ABSTRACT

Gender relations come into play as women and men engage in a food system under different conditions – whether in production, trading, employment, agribusiness or food consumption: if they have contrasting goals and constraints, or if they develop different strategies based on systematic differences in rights, opportunities and resource endowments. The main remedy promoted for the resultant gender gaps in technology adoption and productivity are “equal access” policies designed to level the playing field for rural men and women in terms of their access to land, capital, markets and development services. The assumption of the equal access approach is that closing the gender gap means that male and female farmers can and will adopt the same technology.
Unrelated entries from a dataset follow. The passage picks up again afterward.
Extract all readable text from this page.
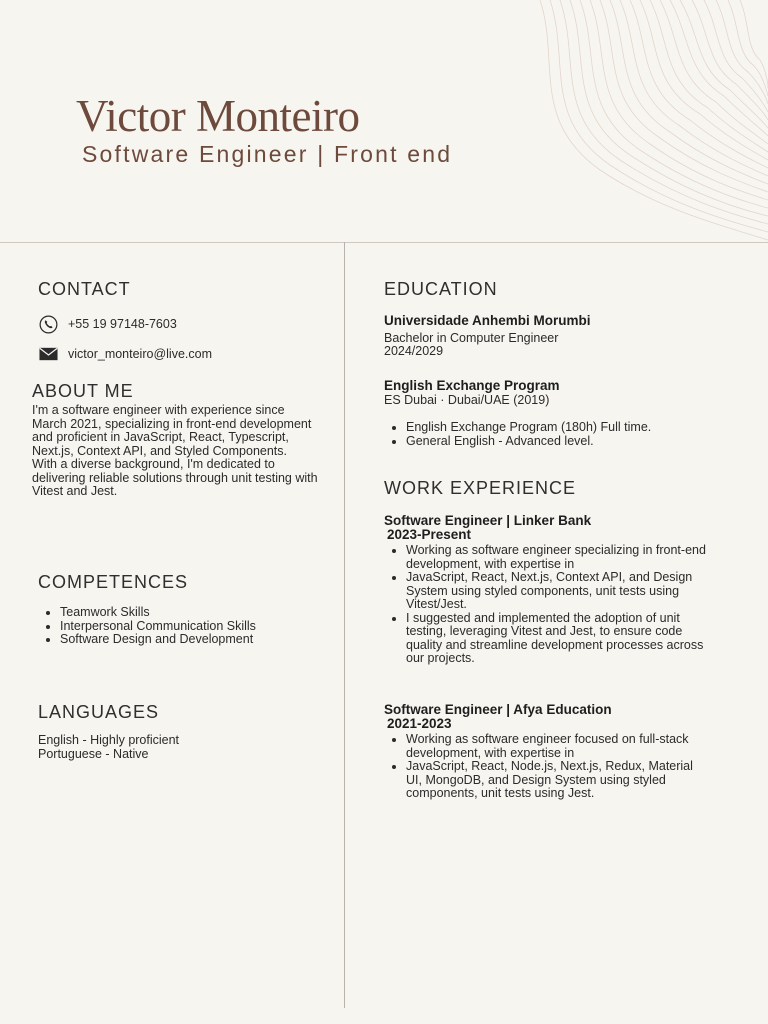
Victor Monteiro
Software Engineer | Front end
CONTACT
+55 19 97148-7603
victor_monteiro@live.com
ABOUT ME

I'm a software engineer with experience since March 2021, specializing in front-end development and proficient in JavaScript, React, Typescript, Next.js, Context API, and Styled Components.

With a diverse background, I'm dedicated to delivering reliable solutions through unit testing with Vitest and Jest.

COMPETENCES
• Teamwork Skills
• Interpersonal Communication Skills
• Software Design and Development
LANGUAGES
English - Highly proficient
Portuguese - Native
EDUCATION
Universidade Anhembi Morumbi
Bachelor in Computer Engineer
2024/2029
English Exchange Program
ES Dubai · Dubai/UAE (2019)
• English Exchange Program (180h) Full time.
• General English - Advanced level.
WORK EXPERIENCE
Software Engineer | Linker Bank
2023-Present
• Working as software engineer specializing in front-end development, with expertise in
• JavaScript, React, Next.js, Context API, and Design System using styled components, unit tests using Vitest/Jest.
• I suggested and implemented the adoption of unit testing, leveraging Vitest and Jest, to ensure code quality and streamline development processes across our projects.
Software Engineer | Afya Education
2021-2023
• Working as software engineer focused on full-stack development, with expertise in
• JavaScript, React, Node.js, Next.js, Redux, Material UI, MongoDB, and Design System using styled components, unit tests using Jest.
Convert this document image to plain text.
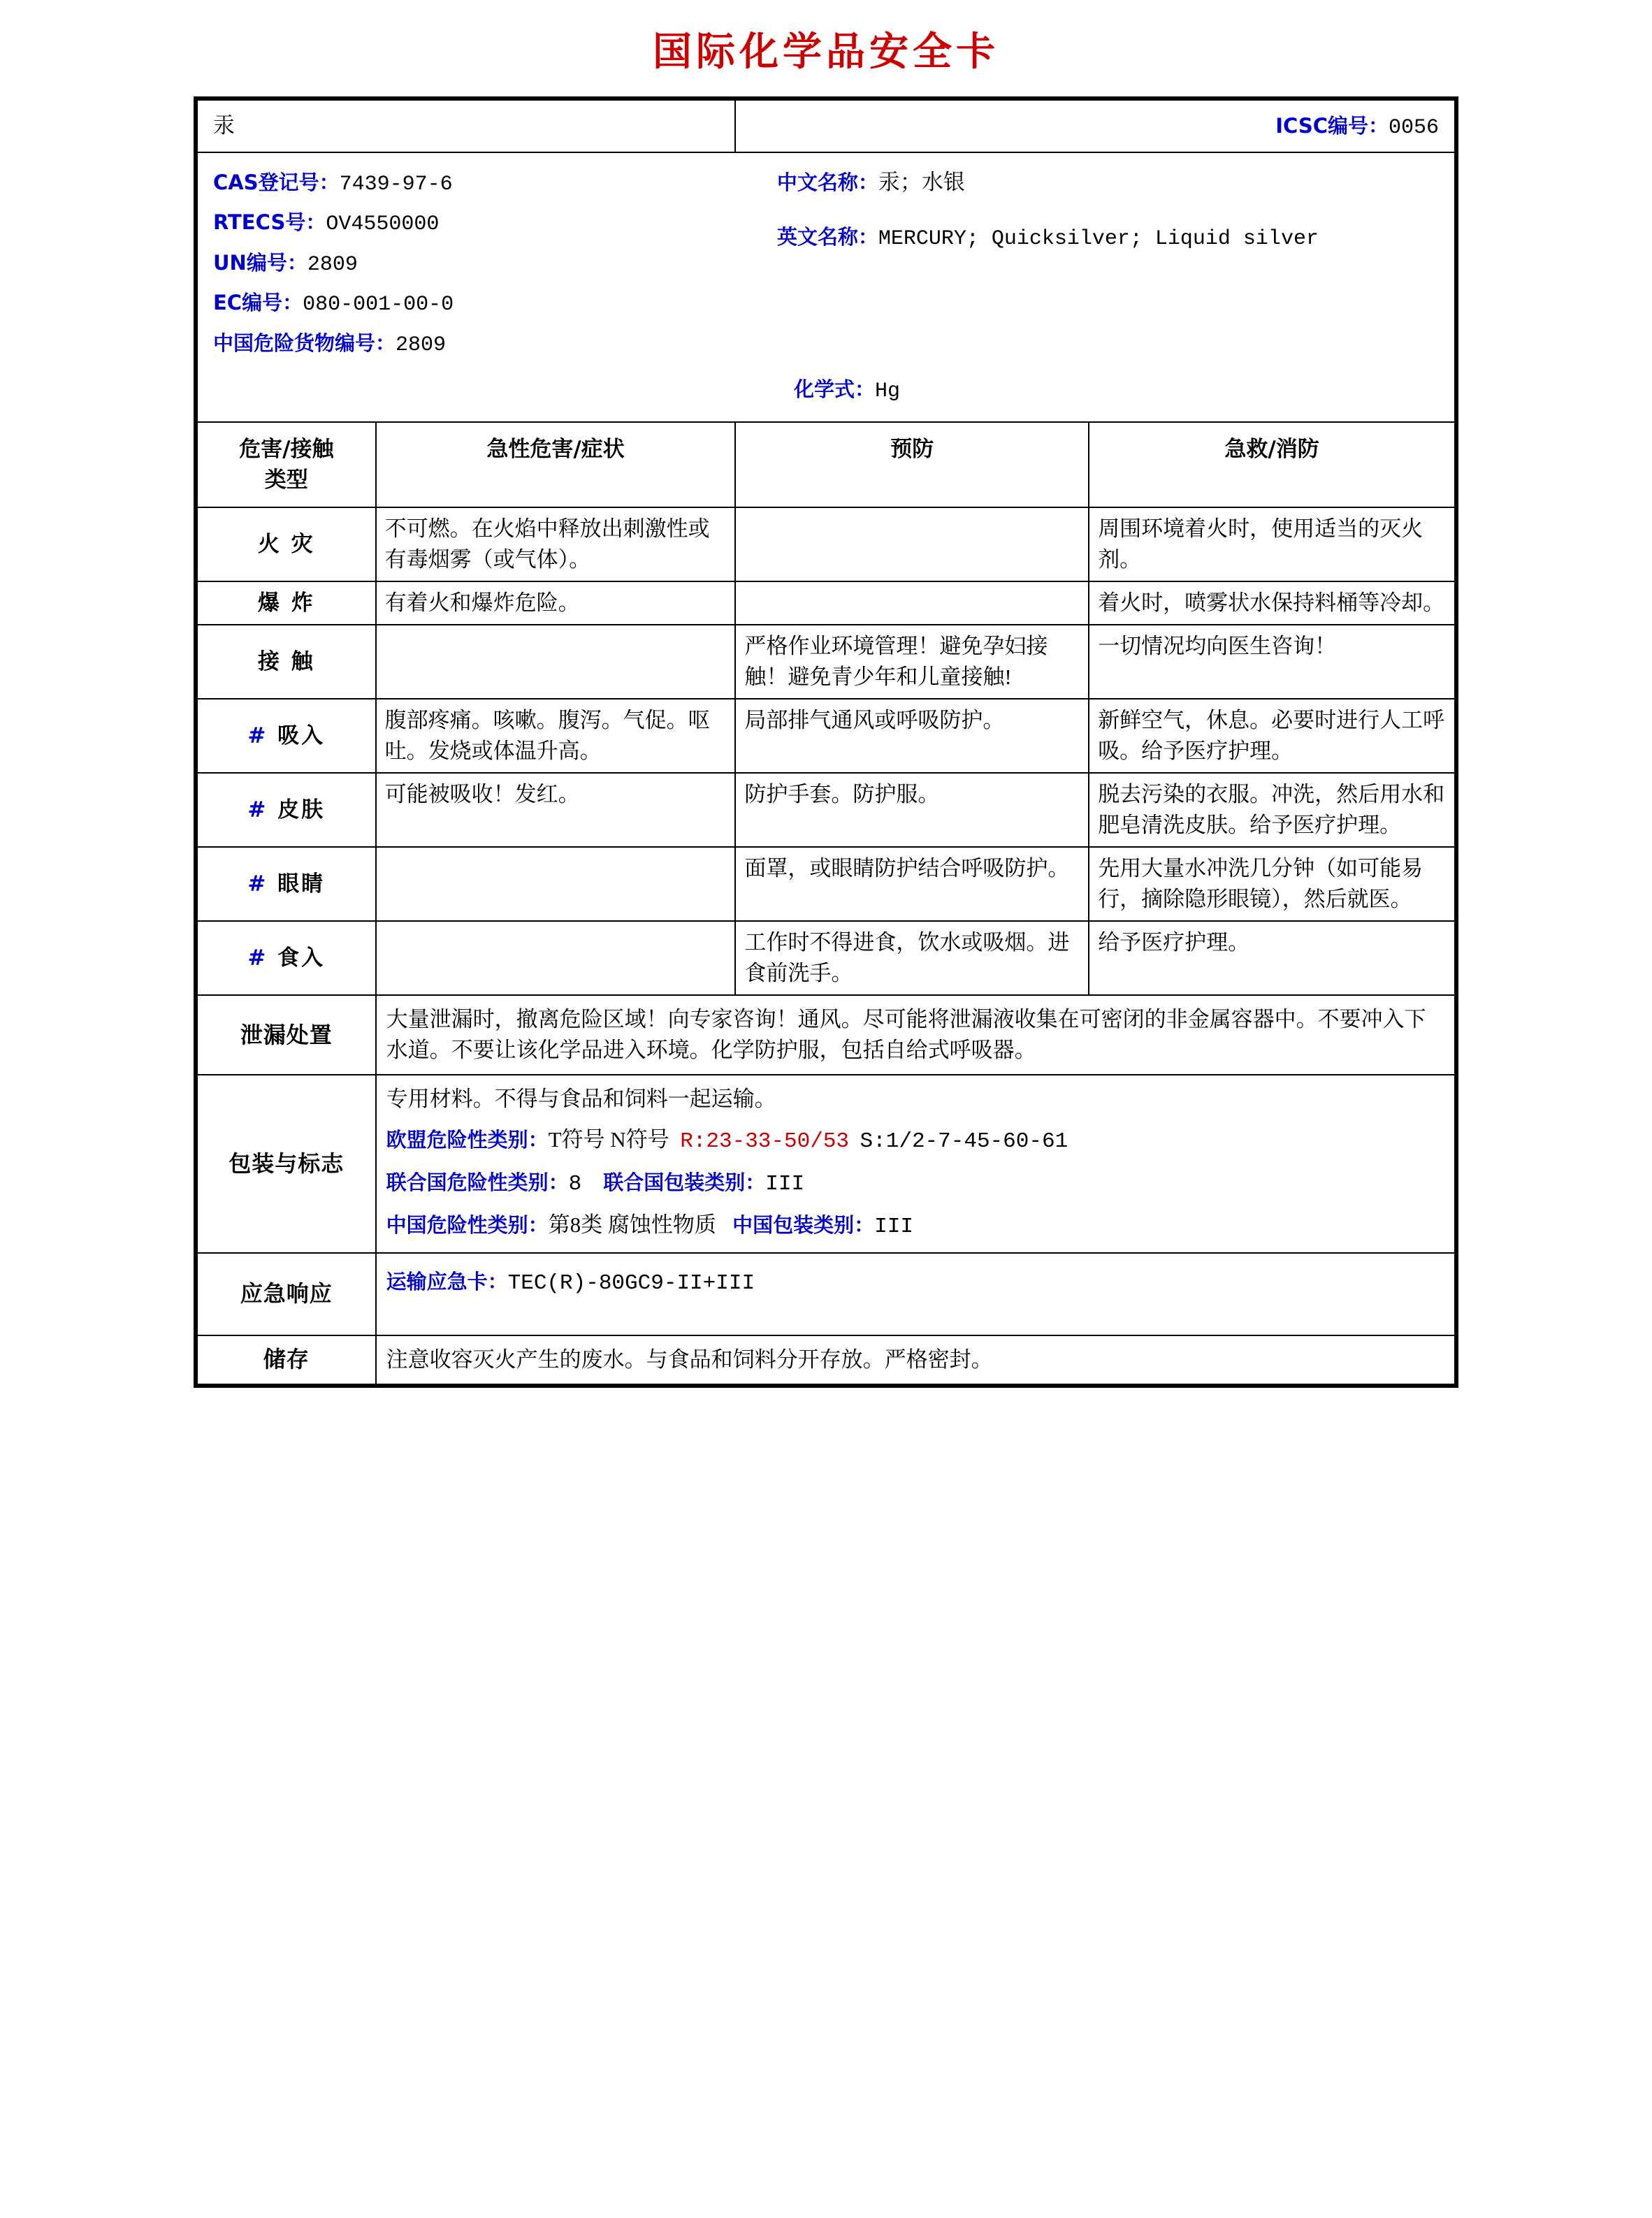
国际化学品安全卡
汞		ICSC编号：0056	

CAS登记号：7439-97-6
RTECS号：OV4550000
UN编号：2809
EC编号：080-001-00-0
中国危险货物编号：2809
中文名称：汞；水银
英文名称：MERCURY; Quicksilver; Liquid silver
化学式：Hg

危害/接触
类型	急性危害/症状	预防	急救/消防
火 灾	不可燃。在火焰中释放出刺激性或有毒烟雾（或气体）。		周围环境着火时，使用适当的灭火剂。
爆 炸	有着火和爆炸危险。		着火时，喷雾状水保持料桶等冷却。
接 触		严格作业环境管理！避免孕妇接触！避免青少年和儿童接触!	一切情况均向医生咨询！
# 吸入	腹部疼痛。咳嗽。腹泻。气促。呕吐。发烧或体温升高。	局部排气通风或呼吸防护。	新鲜空气，休息。必要时进行人工呼吸。给予医疗护理。
# 皮肤	可能被吸收！发红。	防护手套。防护服。	脱去污染的衣服。冲洗，然后用水和肥皂清洗皮肤。给予医疗护理。
# 眼睛		面罩，或眼睛防护结合呼吸防护。	先用大量水冲洗几分钟（如可能易行，摘除隐形眼镜），然后就医。
# 食入		工作时不得进食，饮水或吸烟。进食前洗手。	给予医疗护理。
泄漏处置	大量泄漏时，撤离危险区域！向专家咨询！通风。尽可能将泄漏液收集在可密闭的非金属容器中。不要冲入下水道。不要让该化学品进入环境。化学防护服，包括自给式呼吸器。		
包装与标志	专用材料。不得与食品和饲料一起运输。
欧盟危险性类别：T符号 N符号 R:23-33-50/53 S:1/2-7-45-60-61
联合国危险性类别：8 联合国包装类别：III
中国危险性类别：第8类 腐蚀性物质 中国包装类别：III		

应急响应	运输应急卡：TEC(R)-80GC9-II+III		

储存	注意收容灭火产生的废水。与食品和饲料分开存放。严格密封。		
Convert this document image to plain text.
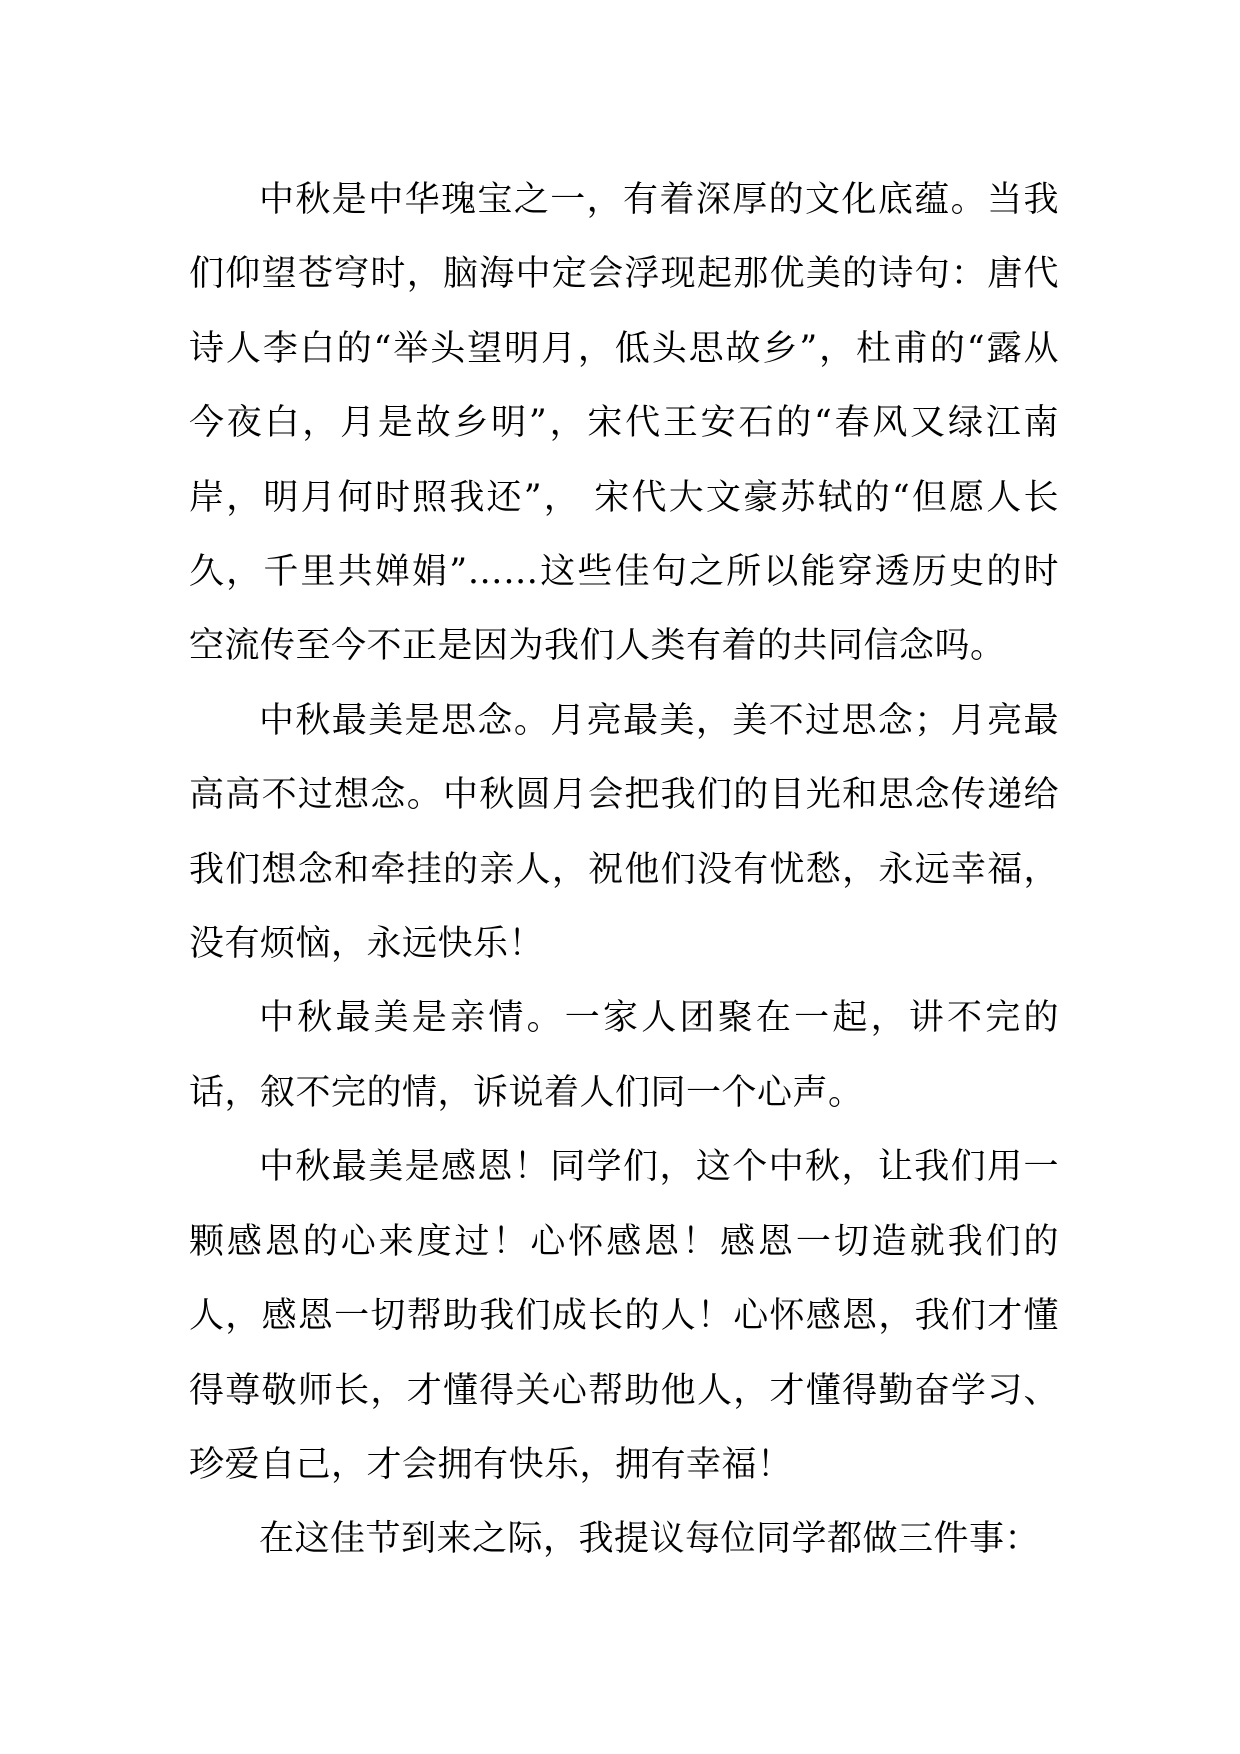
中秋是中华瑰宝之一，有着深厚的文化底蕴。当我们仰望苍穹时，脑海中定会浮现起那优美的诗句：唐代诗人李白的“举头望明月，低头思故乡”，杜甫的“露从今夜白，月是故乡明”，宋代王安石的“春风又绿江南岸，明月何时照我还”， 宋代大文豪苏轼的“但愿人长久，千里共婵娟”……这些佳句之所以能穿透历史的时空流传至今不正是因为我们人类有着的共同信念吗。

中秋最美是思念。月亮最美，美不过思念；月亮最高高不过想念。中秋圆月会把我们的目光和思念传递给我们想念和牵挂的亲人，祝他们没有忧愁，永远幸福，没有烦恼，永远快乐！

中秋最美是亲情。一家人团聚在一起，讲不完的话，叙不完的情，诉说着人们同一个心声。

中秋最美是感恩！同学们，这个中秋，让我们用一颗感恩的心来度过！心怀感恩！感恩一切造就我们的人，感恩一切帮助我们成长的人！心怀感恩，我们才懂得尊敬师长，才懂得关心帮助他人，才懂得勤奋学习、珍爱自己，才会拥有快乐，拥有幸福！

在这佳节到来之际，我提议每位同学都做三件事：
This chapter questions this approach by examining the case for a diversity of agricultural technologies, some of which may be gender neutral, but others of which may purposively incorporate a gender bias in favor of women. Our question is whether there is a rationale for the design of technologies that deliberately target men and women differently without condemning either to relative disadvantage. Plant breeding provides a useful process with which to explore the case for gender-responsive diversity of technology. User acceptance of the end products of breeding is often heavily dependent on preferences for varietal traits which can be differentiated by gender. We review 39 case studies which have examined gender-differentiated plant trait preferences. The studies consistently evidence a number of traits that are given more importance by women. Further analysis of the cases shows that some preferences such as the priority given to quality traits are strongly expressed by women and associated with their traditional responsibilities for food preparation, but may be equally important to men. The evidence from these studies does not lead to the conclusion that breeders need to develop varieties specifically for women, but it does suggest the importance of ensuring that adaptation and use traits important for women are represented in breeding material.